Exploring the art of prose


New books: week of June 11!

Here’s a quick look at some of the great books out this week. Happy pub day to all!

Nick Arvin, Mad Boy
Europa Editions

From Kirkus Reviews: “Across the battlefields of the War of 1812, a young boy races to carry out his mother’s dying wish and rescue his father. When 10-year-old Henry Phipps’ mother is killed in a bizarre accident, he strikes out over the Maryland countryside to give her a burial at sea and free his alcoholic father from the Baltimore prison where his unpaid gambling debts have landed him… At less than 250 pages, the novel is a masterpiece of compression without sacrificing character development to the demands of the relentless action and adventure. Sandwiched between the nation-defining glamour of the Revolutionary War and the epic conflict of the Civil War, the War of 1812 hasn’t garnered comparable attention in the world of fiction. Arvin’s robust novel helps redress that imbalance.”

Listen to an interview with Arvin on Behind the Prose

Lydia Millet, Fight No More

From Kirkus Reviews:“Real estate—and the anxiety and disruption that often come with moving house—drives this linked collection of Los Angeles–set tales. Millet has used broken relationships as a launchpad for austere, absurdist fiction (Magnificence, 2012; Sweet Lamb of Heaven, 2016) and laugh-out-loud farce (Mermaids in Paradise, 2014). Here, her attack is more compassionate and realistic, but she can still bring the weird: In one story, a woman believes her home is being overrun by “handyman midgets” who arrive unsolicited to make repairs; how much of this is real and how much is the panicked vision of a woman who’s just been abandoned by her husband is intentionally vague… Those stories are especially strong because Millet so readily shifts point of view—by turns she can be a snotty rich kid, a pedophile, and a lower-class cam girl striving to rise above her station. And though Millet has never been much for easy uplift, the collection ends with the sense that our lives can find some kind of order if we acknowledge the forces that disrupt them. A linked-story collection done right, with sensitive and complex characters each looking for a place to call home.”


Fatima Farheen Mirza, A Place for Us
SJP for Hogarth

 From Kirkus Reviews: “An American Muslim family is torn apart in the struggle between tradition and modernity. ‘The wedding was coming together wonderfully. People were arriving on time. There was a table for mango juice and pineapple juice and another for appetizers, replenished as soon as the items were lifted from the platter. White orchids spilled from tall glass vases on every table.’ But down the hall at the hotel bar, there is an element of this wedding that is not coming together so smoothly—the prodigal brother of the bride… The debut of 26-year-old Mirza is the first book from Sarah Jessica Parker’s imprint at Hogarth; it explores the spiritual lives of its characters with sympathy and passion.

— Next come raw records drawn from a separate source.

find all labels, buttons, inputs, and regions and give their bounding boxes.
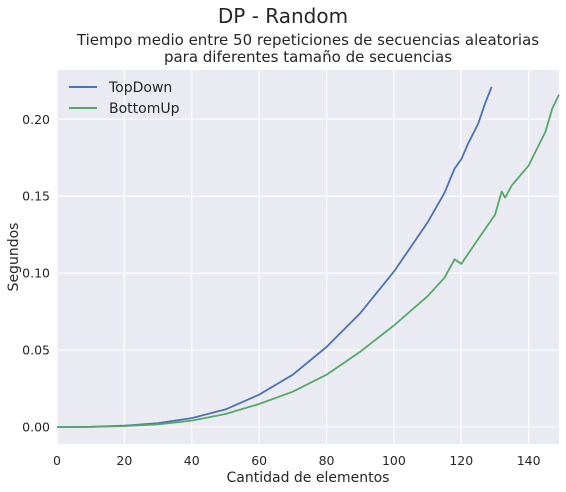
x-tick-label: 140: [517, 453, 541, 468]
legend: TopDown BottomUp: [69, 80, 180, 117]
x-tick-label: 40: [184, 453, 200, 468]
chart-title-line-2: para diferentes tamaño de secuencias: [163, 48, 453, 66]
series-line-topdown: [56, 86, 493, 428]
chart-suptitle: DP - Random: [217, 4, 349, 28]
y-tick-label: 0.10: [22, 266, 50, 281]
x-axis-ticks: 0 20 40 60 80 100 120 140: [53, 453, 541, 468]
chart-title: Tiempo medio entre 50 repeticiones de se…: [57, 32, 559, 66]
y-tick-label: 0.05: [22, 343, 50, 358]
y-tick-label: 0.15: [22, 189, 50, 204]
series-lines: [56, 86, 560, 428]
series-line-bottomup: [56, 94, 560, 428]
y-tick-label: 0.20: [22, 112, 50, 127]
grid-lines: [56, 70, 559, 444]
y-tick-label: 0.00: [22, 420, 50, 435]
x-tick-label: 100: [382, 453, 406, 468]
legend-label-topdown: TopDown: [108, 80, 172, 96]
x-tick-label: 120: [449, 453, 473, 468]
x-tick-label: 80: [319, 453, 335, 468]
legend-label-bottomup: BottomUp: [109, 101, 180, 117]
x-axis-label: Cantidad de elementos: [227, 470, 390, 486]
y-axis-label: Segundos: [6, 223, 22, 292]
plot-area: [57, 70, 559, 444]
x-tick-label: 0: [53, 453, 61, 468]
y-axis-ticks: 0.00 0.05 0.10 0.15 0.20: [22, 112, 50, 435]
x-tick-label: 60: [251, 453, 267, 468]
chart-title-line-1: Tiempo medio entre 50 repeticiones de se…: [76, 31, 540, 49]
x-tick-label: 20: [116, 453, 132, 468]
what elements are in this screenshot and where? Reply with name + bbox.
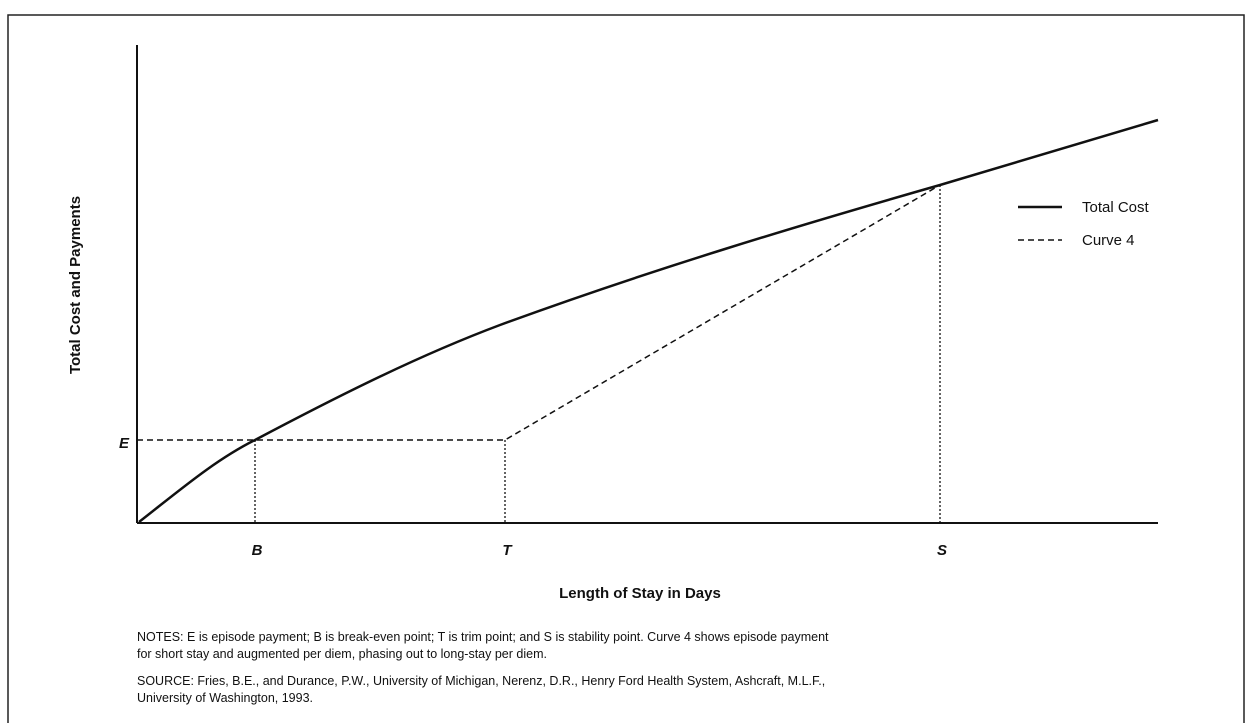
x-axis-label: Length of Stay in Days	[559, 585, 721, 602]
marker-s: S	[937, 542, 947, 559]
marker-b: B	[252, 542, 263, 559]
frame	[7, 14, 1245, 723]
marker-e: E	[119, 435, 130, 452]
total-cost-curve	[138, 118, 1159, 523]
source-line: University of Washington, 1993.	[137, 691, 313, 705]
curve-4	[137, 184, 941, 441]
dotted-guides	[254, 185, 941, 523]
y-axis-label: Total Cost and Payments	[67, 196, 84, 374]
notes-line: for short stay and augmented per diem, p…	[137, 647, 547, 661]
legend-label: Curve 4	[1082, 232, 1135, 249]
notes-line: NOTES: E is episode payment; B is break-…	[137, 630, 829, 644]
legend-label: Total Cost	[1082, 199, 1150, 216]
marker-t: T	[502, 542, 513, 559]
source-line: SOURCE: Fries, B.E., and Durance, P.W., …	[137, 674, 825, 688]
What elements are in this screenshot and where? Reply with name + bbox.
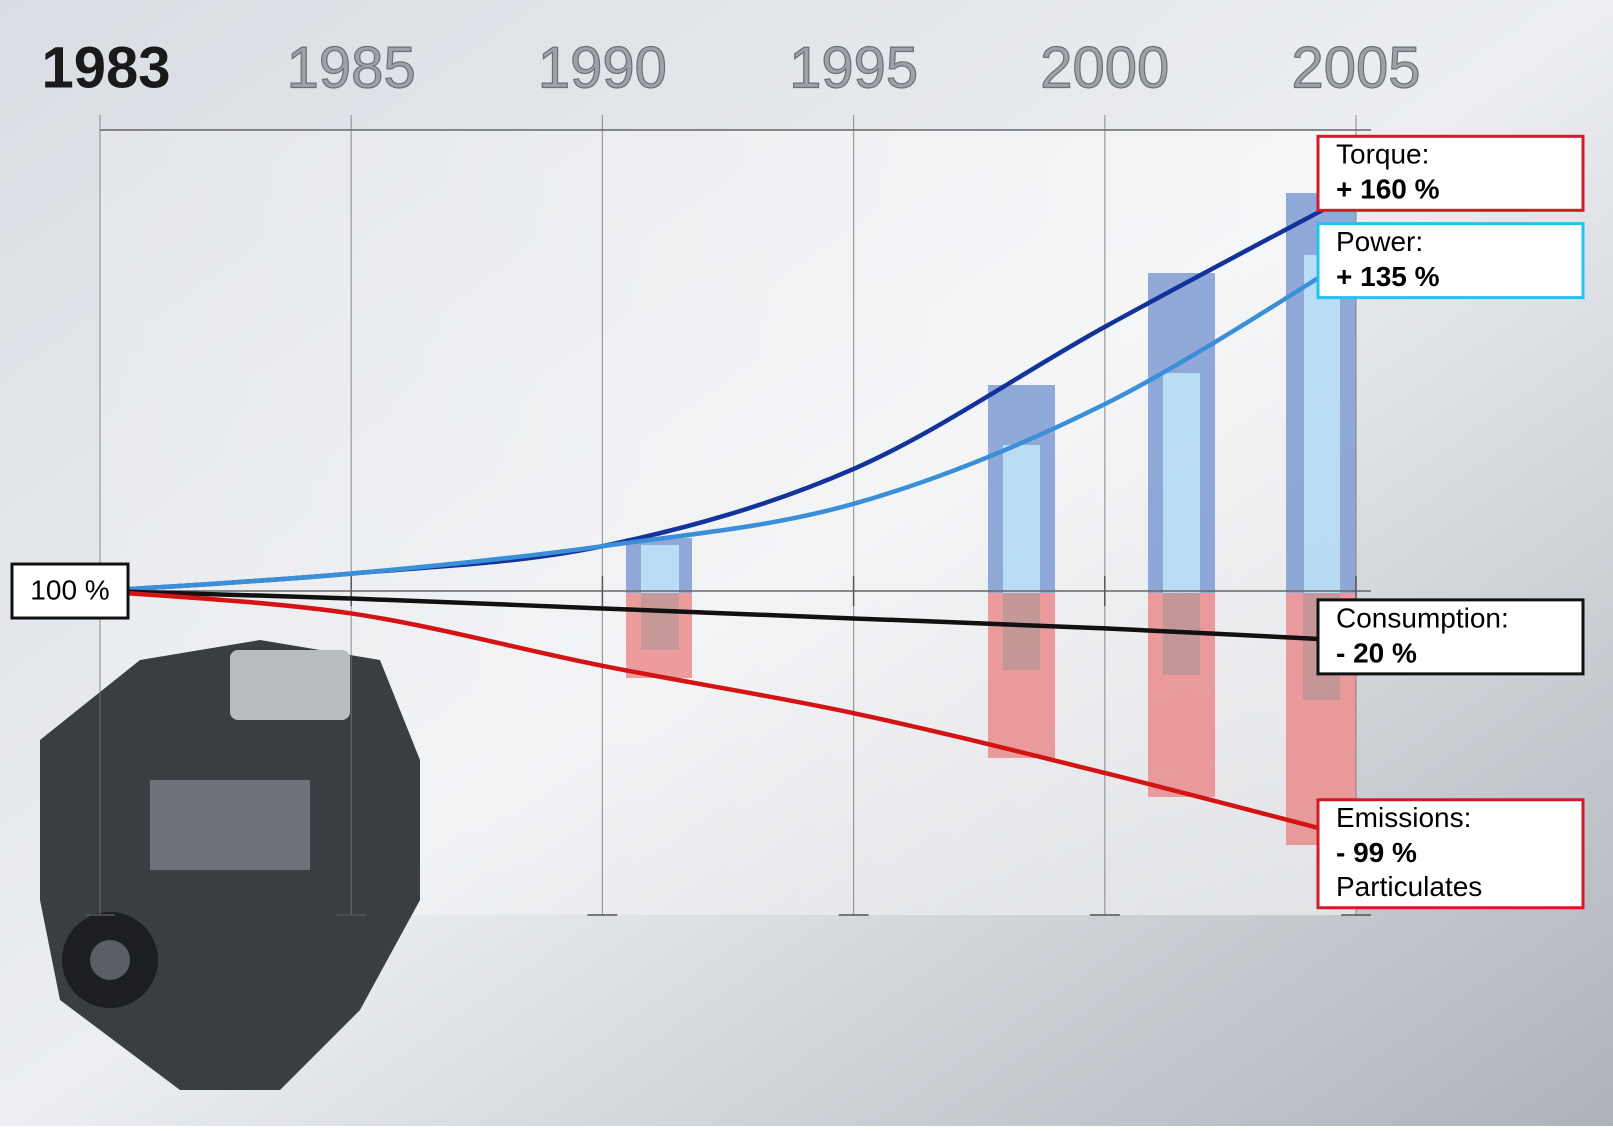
legend-entry: Consumption: [1336, 602, 1509, 633]
x-tick-label: 1983 [41, 35, 170, 100]
data-label: - 20 % [1336, 637, 1417, 668]
x-tick-label: 1995 [789, 35, 918, 100]
data-label: + 135 % [1336, 261, 1440, 292]
data-label: + 160 % [1336, 174, 1440, 205]
x-tick-label: 1990 [538, 35, 667, 100]
y-tick-label: 100 % [30, 574, 109, 605]
series-note: Particulates [1336, 871, 1482, 902]
x-tick-label: 1985 [287, 35, 416, 100]
legend-entry: Emissions: [1336, 802, 1471, 833]
data-label: - 99 % [1336, 837, 1417, 868]
legend-entry: Torque: [1336, 139, 1429, 170]
x-tick-label: 2005 [1291, 35, 1420, 100]
chart: 100 % 1983 1985 1990 1995 2000 2005 Torque: + 16… [0, 0, 1613, 1126]
legend-entry: Power: [1336, 226, 1423, 257]
x-tick-label: 2000 [1040, 35, 1169, 100]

The title of the book echoes a song from West Side Story, itself a retelling of Romeo and Juliet. Here the warring forces are not two families but one, split by the tension between reverence and rebellion. The author’s passion for her subject shines like the moon in the night sky, a recurrent image in this ardent and powerful novel.”

Read an interview with Mirza in The Guardian


Joseph O’Neill, Good Trouble

 From Kirkus Reviews: “In 11 stories, the author of Netherland (2008) looks at crises, fads, and conundrums among the aging denizens of 21st-century New York. With six of these stories first appearing in either the New Yorker or Harper’s, it’s clear that O’Neill (The Dog, 2014, etc.) produces well-made, fairly mainstream short fiction. He probes the frictions that make marriages and families fissure or fight for survival, the situations where discomfort breeds anxiety and resentment mushrooms into malaise… There’s often a subversive, comic element in O’Neill’s writing. “The World of Cheese” centers on a rancorous dispute between a woman and her son over his child’s circumcision, but the narrative also notes the father’s new infatuation with cheese, including a “cheesing trip to Ireland.” With a faux academic tone (“Social historians will record”), the narrator in “The Mustache in 2010” moves from a survey of facial hair to a man’s peculiar shaving habits to recalling a contretemps seven years earlier between two people at a charity auction and then finds herself crying even as she tries to parse “the state of the upper-middle-class adventure” objectively: ‘I’m brushing tears from my eyes, it should be documented.’ A thoroughly enjoyable collection in which O’Neill treats his characters with a wry sympathy and a sense of fun.”